The Notification Process
Although the NAIF is not subject to the 3-phased licensing procedure, it is still subject to a Notification process. Such process is structured as follows:
- A written request by the AIFM in respect of an AIF – and its sub-funds, if any – to be included in the list of Notified AIFs in the form and manner as required by the MFSA;
- Prior submission of (1) above, the governing body of the AIF shall approve a resolution certifying that the Prospectus of the AIF satisfies the minimum criteria as prescribed by the MFSA;
- The AIFM shall submit the duly completed written notification together with the accompanying documents within thirty (30) calendar days from the date of the resolution of the governing body of the AIF whereby approving the AIFs prospectus and prior to the effective date of the prospectus;
- The competent authority should include the AIF in the List of Notified AIFs within ten (10) working days from the date of filing of the notification request together with the completed required documentation
Onus on the AIFM
One of the key features of the regime is that the due diligence requirements and ongoing supervision are the AIFM’s responsibility. Thus, prior to submitting a request for notification, the AIFM shall carry out the necessary due diligence process to ensure that the service providers and governing body of the AIF are “fit and proper” as specified by the competent authority. Moreover,
- The AIFM shall undertake and ensure that each service provider and governing body of the AIF maintain the “fit and proper” standard on an ongoing basis;
- The AIFM should notify the MFSA in the case of any changes in service providers and/or members of the governing body of the AIF;
- The AIFM shall keep records of all evidence of, and correspondence regarding, the due diligence process carried out;
The inclusion of an AIF in the list of Notified AIFs is a concession and a privilege revocable by the competent authority at any time at its sole discretion on notice to the AIFM. The burden of providing that the AIF should be retained on the List of Notified AIFs shall rest at all times on the AIFM.
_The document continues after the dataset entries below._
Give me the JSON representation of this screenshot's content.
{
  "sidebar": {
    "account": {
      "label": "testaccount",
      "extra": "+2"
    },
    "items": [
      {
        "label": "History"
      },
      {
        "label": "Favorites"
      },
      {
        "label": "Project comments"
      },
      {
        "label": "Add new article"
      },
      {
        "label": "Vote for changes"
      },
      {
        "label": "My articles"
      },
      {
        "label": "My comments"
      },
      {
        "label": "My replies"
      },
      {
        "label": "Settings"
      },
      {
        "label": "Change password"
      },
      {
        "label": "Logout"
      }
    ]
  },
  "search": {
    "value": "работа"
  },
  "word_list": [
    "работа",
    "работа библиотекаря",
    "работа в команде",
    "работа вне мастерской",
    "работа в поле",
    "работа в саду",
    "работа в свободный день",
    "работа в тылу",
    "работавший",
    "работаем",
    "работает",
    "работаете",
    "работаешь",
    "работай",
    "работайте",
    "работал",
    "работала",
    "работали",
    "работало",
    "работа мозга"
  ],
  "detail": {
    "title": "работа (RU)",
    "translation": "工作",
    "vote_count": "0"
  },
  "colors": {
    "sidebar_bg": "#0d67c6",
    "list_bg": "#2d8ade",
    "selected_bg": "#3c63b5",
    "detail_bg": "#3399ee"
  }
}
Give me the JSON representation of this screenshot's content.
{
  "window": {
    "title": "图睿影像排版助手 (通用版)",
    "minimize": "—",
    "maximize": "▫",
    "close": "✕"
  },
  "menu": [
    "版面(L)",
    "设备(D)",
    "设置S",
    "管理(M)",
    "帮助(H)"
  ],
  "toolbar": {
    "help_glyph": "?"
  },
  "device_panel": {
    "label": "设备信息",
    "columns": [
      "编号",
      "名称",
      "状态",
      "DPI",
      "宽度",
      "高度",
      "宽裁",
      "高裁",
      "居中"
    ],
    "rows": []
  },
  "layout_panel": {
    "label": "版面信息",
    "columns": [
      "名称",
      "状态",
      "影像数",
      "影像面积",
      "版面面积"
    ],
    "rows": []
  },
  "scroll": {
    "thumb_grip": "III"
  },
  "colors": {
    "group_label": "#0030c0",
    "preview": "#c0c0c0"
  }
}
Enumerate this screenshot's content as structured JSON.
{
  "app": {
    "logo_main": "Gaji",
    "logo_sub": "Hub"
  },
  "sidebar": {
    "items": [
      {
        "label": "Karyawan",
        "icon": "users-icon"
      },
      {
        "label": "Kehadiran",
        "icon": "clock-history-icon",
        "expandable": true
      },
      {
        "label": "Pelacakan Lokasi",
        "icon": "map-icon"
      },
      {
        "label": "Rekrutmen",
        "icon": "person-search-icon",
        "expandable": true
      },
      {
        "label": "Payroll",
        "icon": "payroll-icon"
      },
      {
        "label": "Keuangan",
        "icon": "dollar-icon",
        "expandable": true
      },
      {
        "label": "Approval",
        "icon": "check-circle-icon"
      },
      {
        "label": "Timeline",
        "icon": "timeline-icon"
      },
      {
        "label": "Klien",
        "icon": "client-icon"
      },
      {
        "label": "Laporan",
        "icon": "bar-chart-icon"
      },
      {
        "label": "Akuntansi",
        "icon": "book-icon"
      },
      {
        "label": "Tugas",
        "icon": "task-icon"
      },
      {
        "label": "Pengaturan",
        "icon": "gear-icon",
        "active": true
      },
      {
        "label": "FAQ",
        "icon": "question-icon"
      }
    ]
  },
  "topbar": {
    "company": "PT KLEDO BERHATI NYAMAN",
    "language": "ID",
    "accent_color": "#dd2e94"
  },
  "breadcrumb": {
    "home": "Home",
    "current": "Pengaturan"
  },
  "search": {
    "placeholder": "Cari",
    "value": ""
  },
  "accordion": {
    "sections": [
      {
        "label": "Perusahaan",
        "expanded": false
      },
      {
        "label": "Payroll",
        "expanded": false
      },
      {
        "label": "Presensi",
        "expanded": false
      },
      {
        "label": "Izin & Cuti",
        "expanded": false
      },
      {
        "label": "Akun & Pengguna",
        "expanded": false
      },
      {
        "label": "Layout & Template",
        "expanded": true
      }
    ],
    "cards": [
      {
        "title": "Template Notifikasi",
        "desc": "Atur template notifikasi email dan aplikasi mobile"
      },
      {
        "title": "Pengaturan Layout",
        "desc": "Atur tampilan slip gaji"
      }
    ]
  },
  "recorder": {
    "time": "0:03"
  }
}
Applicable investors within the Notified AIFs follow the same path as for a fully licensed AIF and thus the target investor base can be in the following forms:
- Professional Investors as described by Annex II of Directive 2004/39/EC; and/or
- Qualifying Investors which:
- Invest a minimum of €100,000 (or equivalent) in the AIF
- Declare in writing to the AIFM and the AIF that they are aware and accept the risks associated with the proposed investment
Where the AIFM intends to market the NAIF on a cross-border basis as governed by the Investment Services Act (Marketing of Alternative Investment Funds) regulations, the NAIF shall be marketed to professional investors as defined above or as otherwise permitted in the applicable jurisdiction that the NAIF is being marketed.